Также большое количество обращений посвящено внимательности:
«Road signs they are signs of life», «Drive carefully reach safely», «Safety is the light – let it shine», «Night doubles traffic troubles», «Hurry and worry go together».
«You may not be superstitious but believe traffic signs».
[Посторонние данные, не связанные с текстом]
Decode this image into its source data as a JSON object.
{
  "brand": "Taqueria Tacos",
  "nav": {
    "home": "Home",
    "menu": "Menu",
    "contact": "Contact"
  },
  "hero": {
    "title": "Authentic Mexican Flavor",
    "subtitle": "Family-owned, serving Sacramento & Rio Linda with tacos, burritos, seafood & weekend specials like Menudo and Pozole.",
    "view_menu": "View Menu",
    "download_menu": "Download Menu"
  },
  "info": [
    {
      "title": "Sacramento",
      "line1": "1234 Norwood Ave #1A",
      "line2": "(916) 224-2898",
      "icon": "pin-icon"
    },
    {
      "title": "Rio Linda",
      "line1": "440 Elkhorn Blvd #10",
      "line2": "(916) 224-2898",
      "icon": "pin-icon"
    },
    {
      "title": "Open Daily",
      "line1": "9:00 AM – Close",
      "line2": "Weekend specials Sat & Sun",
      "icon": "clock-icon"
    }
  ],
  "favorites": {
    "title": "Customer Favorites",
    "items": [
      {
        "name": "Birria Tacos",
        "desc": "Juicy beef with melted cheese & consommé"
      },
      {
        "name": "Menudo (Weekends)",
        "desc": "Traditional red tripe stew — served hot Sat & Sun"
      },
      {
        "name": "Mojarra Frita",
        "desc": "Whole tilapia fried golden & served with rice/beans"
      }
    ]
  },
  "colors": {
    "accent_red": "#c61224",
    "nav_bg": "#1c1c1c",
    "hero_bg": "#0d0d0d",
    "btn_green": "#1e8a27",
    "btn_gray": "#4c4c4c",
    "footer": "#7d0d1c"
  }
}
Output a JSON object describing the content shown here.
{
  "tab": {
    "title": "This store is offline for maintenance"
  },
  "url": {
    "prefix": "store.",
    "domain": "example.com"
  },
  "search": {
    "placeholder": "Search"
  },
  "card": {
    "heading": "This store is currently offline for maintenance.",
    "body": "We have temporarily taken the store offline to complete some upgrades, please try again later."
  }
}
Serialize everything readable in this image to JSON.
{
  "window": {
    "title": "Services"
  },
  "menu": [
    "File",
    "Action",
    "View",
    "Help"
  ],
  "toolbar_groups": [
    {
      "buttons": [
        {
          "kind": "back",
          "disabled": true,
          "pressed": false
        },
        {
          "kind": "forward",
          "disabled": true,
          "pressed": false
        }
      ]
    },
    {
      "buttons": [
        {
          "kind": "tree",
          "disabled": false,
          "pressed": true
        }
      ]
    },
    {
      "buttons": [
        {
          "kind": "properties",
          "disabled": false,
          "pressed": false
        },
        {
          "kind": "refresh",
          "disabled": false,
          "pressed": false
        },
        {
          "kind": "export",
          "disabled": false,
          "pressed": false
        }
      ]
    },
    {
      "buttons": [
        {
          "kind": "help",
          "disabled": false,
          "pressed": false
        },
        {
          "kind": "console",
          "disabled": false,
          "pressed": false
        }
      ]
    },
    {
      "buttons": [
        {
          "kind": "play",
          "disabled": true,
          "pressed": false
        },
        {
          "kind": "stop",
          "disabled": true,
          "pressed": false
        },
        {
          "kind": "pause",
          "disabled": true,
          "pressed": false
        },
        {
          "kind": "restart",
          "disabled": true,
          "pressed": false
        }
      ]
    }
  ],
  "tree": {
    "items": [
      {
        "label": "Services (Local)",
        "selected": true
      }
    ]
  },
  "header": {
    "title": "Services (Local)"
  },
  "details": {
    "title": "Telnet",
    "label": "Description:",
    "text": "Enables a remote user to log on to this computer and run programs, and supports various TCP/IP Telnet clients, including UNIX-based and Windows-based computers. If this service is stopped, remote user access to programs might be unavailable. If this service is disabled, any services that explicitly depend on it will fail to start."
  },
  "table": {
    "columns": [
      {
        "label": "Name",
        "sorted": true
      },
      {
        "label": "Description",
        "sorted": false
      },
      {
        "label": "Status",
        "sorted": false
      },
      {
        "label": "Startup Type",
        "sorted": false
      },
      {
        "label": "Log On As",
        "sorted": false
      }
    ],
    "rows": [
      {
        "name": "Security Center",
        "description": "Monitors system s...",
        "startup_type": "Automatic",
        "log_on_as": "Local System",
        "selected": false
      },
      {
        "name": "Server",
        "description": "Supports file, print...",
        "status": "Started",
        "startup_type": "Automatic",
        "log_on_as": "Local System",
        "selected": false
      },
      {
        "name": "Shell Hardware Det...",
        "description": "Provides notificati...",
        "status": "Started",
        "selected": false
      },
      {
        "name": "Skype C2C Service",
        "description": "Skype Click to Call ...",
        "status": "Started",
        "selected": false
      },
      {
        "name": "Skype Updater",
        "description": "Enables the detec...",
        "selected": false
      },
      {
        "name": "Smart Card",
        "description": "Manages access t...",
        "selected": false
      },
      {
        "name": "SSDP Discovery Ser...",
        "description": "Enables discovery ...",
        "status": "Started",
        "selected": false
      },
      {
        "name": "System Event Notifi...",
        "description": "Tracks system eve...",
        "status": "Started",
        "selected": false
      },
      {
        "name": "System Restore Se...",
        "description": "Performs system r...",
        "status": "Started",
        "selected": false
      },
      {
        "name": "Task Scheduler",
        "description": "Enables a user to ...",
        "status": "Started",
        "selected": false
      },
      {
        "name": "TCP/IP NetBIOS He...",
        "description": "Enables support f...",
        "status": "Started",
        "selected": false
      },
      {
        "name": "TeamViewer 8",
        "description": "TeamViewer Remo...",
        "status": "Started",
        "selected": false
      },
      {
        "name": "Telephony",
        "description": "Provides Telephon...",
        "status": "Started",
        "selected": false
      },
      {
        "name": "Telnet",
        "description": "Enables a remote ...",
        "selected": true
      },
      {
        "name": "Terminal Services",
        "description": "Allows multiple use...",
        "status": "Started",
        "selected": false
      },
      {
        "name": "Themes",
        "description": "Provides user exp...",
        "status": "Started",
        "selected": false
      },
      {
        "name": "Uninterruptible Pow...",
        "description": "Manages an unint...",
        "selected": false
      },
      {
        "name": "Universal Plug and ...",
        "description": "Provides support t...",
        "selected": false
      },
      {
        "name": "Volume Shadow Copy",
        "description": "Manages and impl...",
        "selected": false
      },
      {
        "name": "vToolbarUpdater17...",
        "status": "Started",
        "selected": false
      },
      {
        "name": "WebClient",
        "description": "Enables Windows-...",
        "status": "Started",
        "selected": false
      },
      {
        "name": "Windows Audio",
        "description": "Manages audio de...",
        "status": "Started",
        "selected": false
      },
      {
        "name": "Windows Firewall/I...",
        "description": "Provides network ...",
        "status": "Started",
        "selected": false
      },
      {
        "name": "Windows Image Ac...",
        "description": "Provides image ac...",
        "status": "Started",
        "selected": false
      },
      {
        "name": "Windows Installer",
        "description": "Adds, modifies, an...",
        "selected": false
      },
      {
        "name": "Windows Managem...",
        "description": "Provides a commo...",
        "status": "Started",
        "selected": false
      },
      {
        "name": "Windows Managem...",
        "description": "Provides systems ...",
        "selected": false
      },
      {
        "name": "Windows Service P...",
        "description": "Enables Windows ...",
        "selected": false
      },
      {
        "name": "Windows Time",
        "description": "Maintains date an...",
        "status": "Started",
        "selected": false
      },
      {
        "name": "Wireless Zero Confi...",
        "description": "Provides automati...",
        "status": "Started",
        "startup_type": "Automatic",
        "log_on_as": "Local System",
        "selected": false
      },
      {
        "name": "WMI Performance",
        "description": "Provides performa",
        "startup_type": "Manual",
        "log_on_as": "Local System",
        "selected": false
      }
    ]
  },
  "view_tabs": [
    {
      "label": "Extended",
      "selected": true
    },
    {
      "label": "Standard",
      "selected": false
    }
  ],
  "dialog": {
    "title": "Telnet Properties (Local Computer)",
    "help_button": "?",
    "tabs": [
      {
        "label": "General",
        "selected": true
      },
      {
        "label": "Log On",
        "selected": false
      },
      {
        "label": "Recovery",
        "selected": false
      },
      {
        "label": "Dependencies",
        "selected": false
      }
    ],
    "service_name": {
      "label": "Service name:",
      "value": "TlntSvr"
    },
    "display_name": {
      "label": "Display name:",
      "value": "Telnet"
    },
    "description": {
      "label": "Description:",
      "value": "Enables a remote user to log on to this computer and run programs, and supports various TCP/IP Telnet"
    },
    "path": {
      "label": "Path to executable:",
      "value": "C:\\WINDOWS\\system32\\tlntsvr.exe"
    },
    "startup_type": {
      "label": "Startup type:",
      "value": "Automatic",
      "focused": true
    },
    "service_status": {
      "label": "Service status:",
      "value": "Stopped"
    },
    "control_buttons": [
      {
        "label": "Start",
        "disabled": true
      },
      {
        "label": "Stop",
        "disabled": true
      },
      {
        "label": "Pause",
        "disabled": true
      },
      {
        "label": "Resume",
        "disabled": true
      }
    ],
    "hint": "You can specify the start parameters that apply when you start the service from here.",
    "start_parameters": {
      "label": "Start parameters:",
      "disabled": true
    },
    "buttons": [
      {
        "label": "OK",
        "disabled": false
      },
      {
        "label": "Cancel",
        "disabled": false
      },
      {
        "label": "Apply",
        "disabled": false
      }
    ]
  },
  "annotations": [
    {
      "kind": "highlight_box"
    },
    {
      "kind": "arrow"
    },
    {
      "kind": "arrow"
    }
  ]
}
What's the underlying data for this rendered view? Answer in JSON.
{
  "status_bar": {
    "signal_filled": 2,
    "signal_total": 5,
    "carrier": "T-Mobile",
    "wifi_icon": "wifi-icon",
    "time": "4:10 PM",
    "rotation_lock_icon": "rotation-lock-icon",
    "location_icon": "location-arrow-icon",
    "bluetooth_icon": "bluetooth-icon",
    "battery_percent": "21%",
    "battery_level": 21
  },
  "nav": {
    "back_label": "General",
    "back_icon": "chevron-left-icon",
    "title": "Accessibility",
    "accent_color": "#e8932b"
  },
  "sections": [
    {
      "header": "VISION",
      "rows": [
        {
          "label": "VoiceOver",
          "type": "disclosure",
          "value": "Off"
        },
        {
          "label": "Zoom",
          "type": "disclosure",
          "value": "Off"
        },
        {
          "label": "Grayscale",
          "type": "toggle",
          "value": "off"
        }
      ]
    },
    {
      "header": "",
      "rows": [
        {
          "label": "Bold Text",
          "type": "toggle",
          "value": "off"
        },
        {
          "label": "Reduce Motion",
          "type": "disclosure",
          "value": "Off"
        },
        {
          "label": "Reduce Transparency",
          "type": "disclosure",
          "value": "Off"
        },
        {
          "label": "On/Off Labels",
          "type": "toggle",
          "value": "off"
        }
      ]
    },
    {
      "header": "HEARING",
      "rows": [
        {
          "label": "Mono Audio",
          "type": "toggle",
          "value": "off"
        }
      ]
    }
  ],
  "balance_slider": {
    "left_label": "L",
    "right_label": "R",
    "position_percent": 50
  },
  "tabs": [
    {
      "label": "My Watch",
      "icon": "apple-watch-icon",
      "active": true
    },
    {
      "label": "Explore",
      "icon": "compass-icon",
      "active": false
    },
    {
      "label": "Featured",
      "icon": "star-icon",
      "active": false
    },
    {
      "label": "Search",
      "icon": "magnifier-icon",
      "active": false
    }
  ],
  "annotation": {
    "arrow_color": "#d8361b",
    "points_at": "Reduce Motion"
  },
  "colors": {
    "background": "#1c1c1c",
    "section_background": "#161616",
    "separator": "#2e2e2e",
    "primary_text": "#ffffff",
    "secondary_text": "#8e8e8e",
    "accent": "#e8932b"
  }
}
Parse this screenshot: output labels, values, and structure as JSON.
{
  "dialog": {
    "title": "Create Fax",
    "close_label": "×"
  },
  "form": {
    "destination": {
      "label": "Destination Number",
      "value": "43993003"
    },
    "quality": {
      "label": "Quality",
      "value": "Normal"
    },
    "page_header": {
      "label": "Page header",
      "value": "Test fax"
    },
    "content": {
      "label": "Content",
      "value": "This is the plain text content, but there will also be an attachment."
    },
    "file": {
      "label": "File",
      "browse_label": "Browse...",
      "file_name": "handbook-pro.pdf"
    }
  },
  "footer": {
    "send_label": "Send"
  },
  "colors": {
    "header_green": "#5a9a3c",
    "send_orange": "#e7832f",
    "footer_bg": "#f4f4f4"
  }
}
Причём иногда от лица дороги:
«Be gentle on my curves», «I am curvaceous – be slow», «On my curve check your nerve».
И сдерживанию скорости:
«Better late than never», «Drive slow – live long», «Speed and safety never meet», «Speed is a knife that cuts life», «Be rather Mr. Late than late Mr.», «More you speed more you skid», «Slow drive – long life», «No race, no rally, Enjoy the beauty Of the valley», «Alert today – alive tomorrow», «Speed is a knife that cuts life», «Time and tide wait for no man», «Break the speed – that is the need», а также «Drive, don’t fly» – на дороге, размытой ручьями, где разогнаться просто невозможно, действительно летать опасно. Впрочем, есть и такое предупреждение:
«Sky is the limit.
We take you there».
Из надписей, которые мне показались забавными, следующая: «Hitch-Hike Point» – в абсолютно безлюдной горной пустыне. Автостопщиков на ней я не увидел. И, наконец, имеющие отношение не только к движению по дороге, но и к жизни:
«Heaven, hell or Mother Earth, the choice is yours», «When you are good to others, you are best to yourself», «Child is the father of nation», «Always expect the unexpected» и, наконец, «Smile, please».
В Утгаркаши (Uttarkashi), небольшом городе на берегу Ганги (на высоте около 1300 метров), название которого переводится как Верхний Каши, то есть Верхний Светлый Город, мы прибыли в пять вечера, как раз к закрытию форест-офиса. Кроме того, у меня и Тони не оказалось ксерокопий визы и паспорта. Удивительно, что мы заранее, задолго до поездки, предупредили всех участников экспедиции о том, что может понадобиться на бесчисленных военных и пограничных постах (наш дальнейший маршрут проходил вдоль границы с Китаем), и все, следуя нашему совету, сделали по десятку ксерокопий, а мы сами во время сборов об этом забыли. Поэтому, подобно большинству паломников, идущих к верховьям священной реки, решили остановиться в славном светлом верхнем городе.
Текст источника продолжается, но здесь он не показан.